This article demonstrates how to automate the challenging process of migrating and scaling stateful Hadoop clusters, significantly reducing manual effort and operational risk. It offers a blueprint for managing large-scale distributed data infrastructure efficiently.
Joe Sabolefski, Sr. Site Reliability Engineer

Much of Pinterest’s big data is processed using frameworks like MapReduce™, Spark™, and Flink™ on Hadoop™ YARN™. The processing is carried out on many thousands of nodes spread across over a dozen clusters. We use AWS for our infrastructure, and each cluster uses Auto Scaling Groups (ASGs) to maintain cluster size. Because Hadoop is stateful, we do not auto-scale the clusters; each ASG is fixed in size (desired = min = max). Terraform is utilized to create each cluster. Before introducing the Hadoop Control Center (HCC), Terraform was also used to scale out the Auto Scaling Groups (ASGs). However, scaling in (downsizing) is a more complex process that requires several manual steps. We aimed to perform as many cluster operations automatically as possible 24/7 with minimal user intervention and no impact on workloads.
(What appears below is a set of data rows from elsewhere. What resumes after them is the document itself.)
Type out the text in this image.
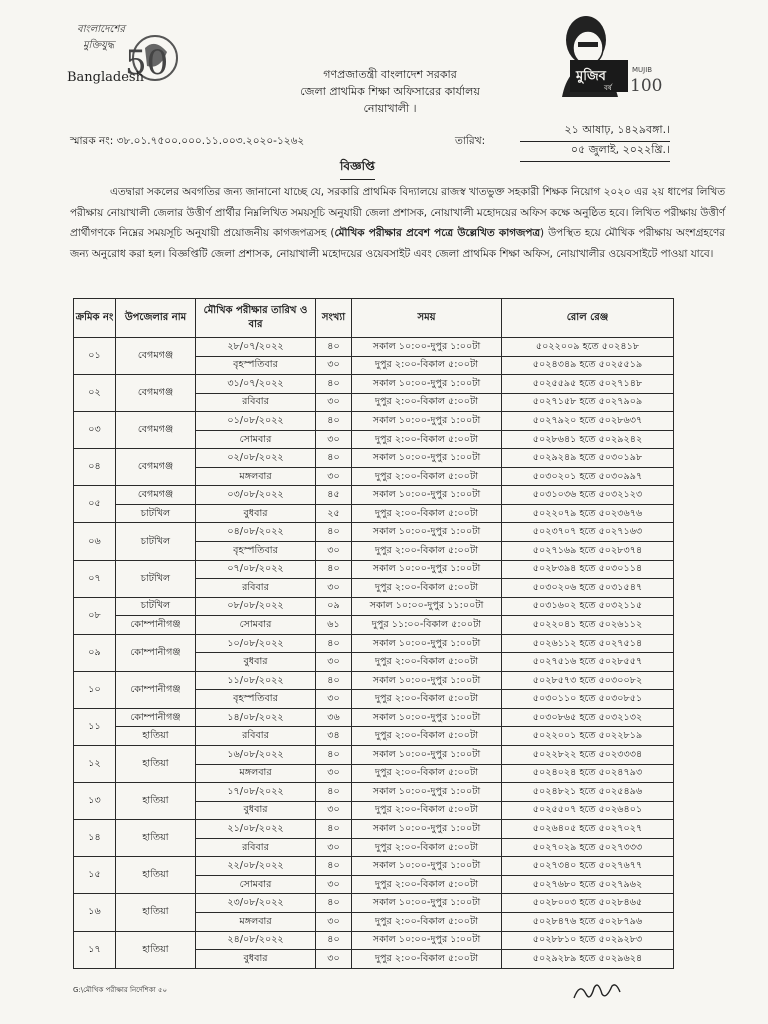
50
বাংলাদেশের
মুক্তিযুদ্ধ
Bangladesh	মুজিব
বর্ষ
MUJIB
100
গণপ্রজাতন্ত্রী বাংলাদেশ সরকার
জেলা প্রাথমিক শিক্ষা অফিসারের কার্যালয়
নোয়াখালী ।
স্মারক নং: ৩৮.০১.৭৫০০.০০০.১১.০০৩.২০২০-১২৬২	তারিখ:
২১ আষাঢ়, ১৪২৯বঙ্গা.।
০৫ জুলাই, ২০২২খ্রি.।
বিজ্ঞপ্তি
এতদ্বারা সকলের অবগতির জন্য জানানো যাচ্ছে যে, সরকারি প্রাথমিক বিদ্যালয়ে রাজস্ব খাতভুক্ত সহকারী শিক্ষক নিয়োগ ২০২০ এর ২য় ধাপের লিখিত পরীক্ষায় নোয়াখালী জেলার উত্তীর্ণ প্রার্থীর নিম্নলিখিত সময়সূচি অনুযায়ী জেলা প্রশাসক, নোয়াখালী মহোদয়ের অফিস কক্ষে অনুষ্ঠিত হবে। লিখিত পরীক্ষায় উত্তীর্ণ প্রার্থীগণকে নিম্নের সময়সূচি অনুযায়ী প্রয়োজনীয় কাগজপত্রসহ (মৌখিক পরীক্ষার প্রবেশ পত্রে উল্লেখিত কাগজপত্র) উপস্থিত হয়ে মৌখিক পরীক্ষায় অংশগ্রহণের জন্য অনুরোধ করা হল। বিজ্ঞপ্তিটি জেলা প্রশাসক, নোয়াখালী মহোদয়ের ওয়েবসাইট এবং জেলা প্রাথমিক শিক্ষা অফিস, নোয়াখালীর ওয়েবসাইটে পাওয়া যাবে।
ক্রমিক নং	উপজেলার নাম	মৌখিক পরীক্ষার তারিখ ও বার	সংখ্যা	সময়	রোল রেঞ্জ
০১	বেগমগঞ্জ	২৮/০৭/২০২২	৪০	সকাল ১০:০০-দুপুর ১:০০টা	৫০২২০০৯ হতে ৫০২৪১৮
		বৃহস্পতিবার	৩০	দুপুর ২:০০-বিকাল ৫:০০টা	৫০২৪৩৪৯ হতে ৫০২৫৫১৯
০২	বেগমগঞ্জ	৩১/০৭/২০২২	৪০	সকাল ১০:০০-দুপুর ১:০০টা	৫০২৫৫৯৫ হতে ৫০২৭১৪৮
		রবিবার	৩০	দুপুর ২:০০-বিকাল ৫:০০টা	৫০২৭১৫৮ হতে ৫০২৭৯০৯
০৩	বেগমগঞ্জ	০১/০৮/২০২২	৪০	সকাল ১০:০০-দুপুর ১:০০টা	৫০২৭৯২০ হতে ৫০২৮৬৩৭
		সোমবার	৩০	দুপুর ২:০০-বিকাল ৫:০০টা	৫০২৮৬৪১ হতে ৫০২৯২৪২
০৪	বেগমগঞ্জ	০২/০৮/২০২২	৪০	সকাল ১০:০০-দুপুর ১:০০টা	৫০২৯২৪৯ হতে ৫০৩০১৯৮
		মঙ্গলবার	৩০	দুপুর ২:০০-বিকাল ৫:০০টা	৫০৩০২০১ হতে ৫০৩০৯৯৭
০৫	বেগমগঞ্জ	০৩/০৮/২০২২	৪৫	সকাল ১০:০০-দুপুর ১:০০টা	৫০৩১০৩৬ হতে ৫০৩২১২৩
	চাটখিল	বুধবার	২৫	দুপুর ২:০০-বিকাল ৫:০০টা	৫০২২০৭৯ হতে ৫০২৩৬৭৬
০৬	চাটখিল	০৪/০৮/২০২২	৪০	সকাল ১০:০০-দুপুর ১:০০টা	৫০২৩৭০৭ হতে ৫০২৭১৬৩
		বৃহস্পতিবার	৩০	দুপুর ২:০০-বিকাল ৫:০০টা	৫০২৭১৬৯ হতে ৫০২৮৩৭৪
০৭	চাটখিল	০৭/০৮/২০২২	৪০	সকাল ১০:০০-দুপুর ১:০০টা	৫০২৮৩৯৪ হতে ৫০৩০১১৪
		রবিবার	৩০	দুপুর ২:০০-বিকাল ৫:০০টা	৫০৩০২০৬ হতে ৫০৩১৫৪৭
০৮	চাটখিল	০৮/০৮/২০২২	০৯	সকাল ১০:০০-দুপুর ১১:০০টা	৫০৩১৬০২ হতে ৫০৩২১১৫
	কোম্পানীগঞ্জ	সোমবার	৬১	দুপুর ১১:০০-বিকাল ৫:০০টা	৫০২২০৪১ হতে ৫০২৬১১২
০৯	কোম্পানীগঞ্জ	১০/০৮/২০২২	৪০	সকাল ১০:০০-দুপুর ১:০০টা	৫০২৬১১২ হতে ৫০২৭৫১৪
		বুধবার	৩০	দুপুর ২:০০-বিকাল ৫:০০টা	৫০২৭৫১৬ হতে ৫০২৮৫৫৭
১০	কোম্পানীগঞ্জ	১১/০৮/২০২২	৪০	সকাল ১০:০০-দুপুর ১:০০টা	৫০২৮৫৭৩ হতে ৫০৩০০৮২
		বৃহস্পতিবার	৩০	দুপুর ২:০০-বিকাল ৫:০০টা	৫০৩০১১০ হতে ৫০৩০৮৫১
১১	কোম্পানীগঞ্জ	১৪/০৮/২০২২	৩৬	সকাল ১০:০০-দুপুর ১:০০টা	৫০৩০৮৬৫ হতে ৫০৩২১৩২
	হাতিয়া	রবিবার	৩৪	দুপুর ২:০০-বিকাল ৫:০০টা	৫০২২০০১ হতে ৫০২২৮১৯
১২	হাতিয়া	১৬/০৮/২০২২	৪০	সকাল ১০:০০-দুপুর ১:০০টা	৫০২২৮২২ হতে ৫০২৩৩৩৪
		মঙ্গলবার	৩০	দুপুর ২:০০-বিকাল ৫:০০টা	৫০২৪০২৪ হতে ৫০২৪৭৯৩
১৩	হাতিয়া	১৭/০৮/২০২২	৪০	সকাল ১০:০০-দুপুর ১:০০টা	৫০২৪৮২১ হতে ৫০২৫৪৯৬
		বুধবার	৩০	দুপুর ২:০০-বিকাল ৫:০০টা	৫০২৫৫০৭ হতে ৫০২৬৪০১
১৪	হাতিয়া	২১/০৮/২০২২	৪০	সকাল ১০:০০-দুপুর ১:০০টা	৫০২৬৪০৫ হতে ৫০২৭০২৭
		রবিবার	৩০	দুপুর ২:০০-বিকাল ৫:০০টা	৫০২৭০২৯ হতে ৫০২৭৩৩৩
১৫	হাতিয়া	২২/০৮/২০২২	৪০	সকাল ১০:০০-দুপুর ১:০০টা	৫০২৭৩৪০ হতে ৫০২৭৬৭৭
		সোমবার	৩০	দুপুর ২:০০-বিকাল ৫:০০টা	৫০২৭৬৮০ হতে ৫০২৭৯৬২
১৬	হাতিয়া	২৩/০৮/২০২২	৪০	সকাল ১০:০০-দুপুর ১:০০টা	৫০২৮০০৩ হতে ৫০২৮৪৬৫
		মঙ্গলবার	৩০	দুপুর ২:০০-বিকাল ৫:০০টা	৫০২৮৪৭৬ হতে ৫০২৮৭৯৬
১৭	হাতিয়া	২৪/০৮/২০২২	৪০	সকাল ১০:০০-দুপুর ১:০০টা	৫০২৮৮১০ হতে ৫০২৯২৮৩
		বুধবার	৩০	দুপুর ২:০০-বিকাল ৫:০০টা	৫০২৯২৮৯ হতে ৫০২৯৬২৪
G:\মৌখিক পরীক্ষার নির্দেশিকা ৫০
It may seem easier to configure and launch a new cluster with desired migration features, such as AMI (latest OS/Kernel) and instance type, but that’s not always the case. This method can work for small clusters and was used prior to HCC. However, with some of our clusters having over 3k+ nodes, using that method may not be feasible. We faced several major issues and concerns:
As part of our migration strategy, we opted to perform an in-place migration by introducing a new ASG to the cluster. The new ASG had the desired configuration, which included the latest AMI (OS/Kernel) and a new instance type.
Once the new ASG is up and running, we can start reducing the number of nodes in the cluster, known as “scale-in.” On the other hand, scaling-out, which involves adding more nodes to the cluster, is as simple as modifying the ASG size values in the Terraform configuration and applying the change. However, scaling-in can be more challenging and can potentially impact running applications or the scratch data on the Hadoop™ File System (HDFS). To simplify the scaling-in process and ensure data replication, we utilized the Hadoop Control Center (HCC) tool to replicate HDFS data to new nodes before decommissioning the old nodes.
This process is tedious, time consuming, and it is easy to make mistakes.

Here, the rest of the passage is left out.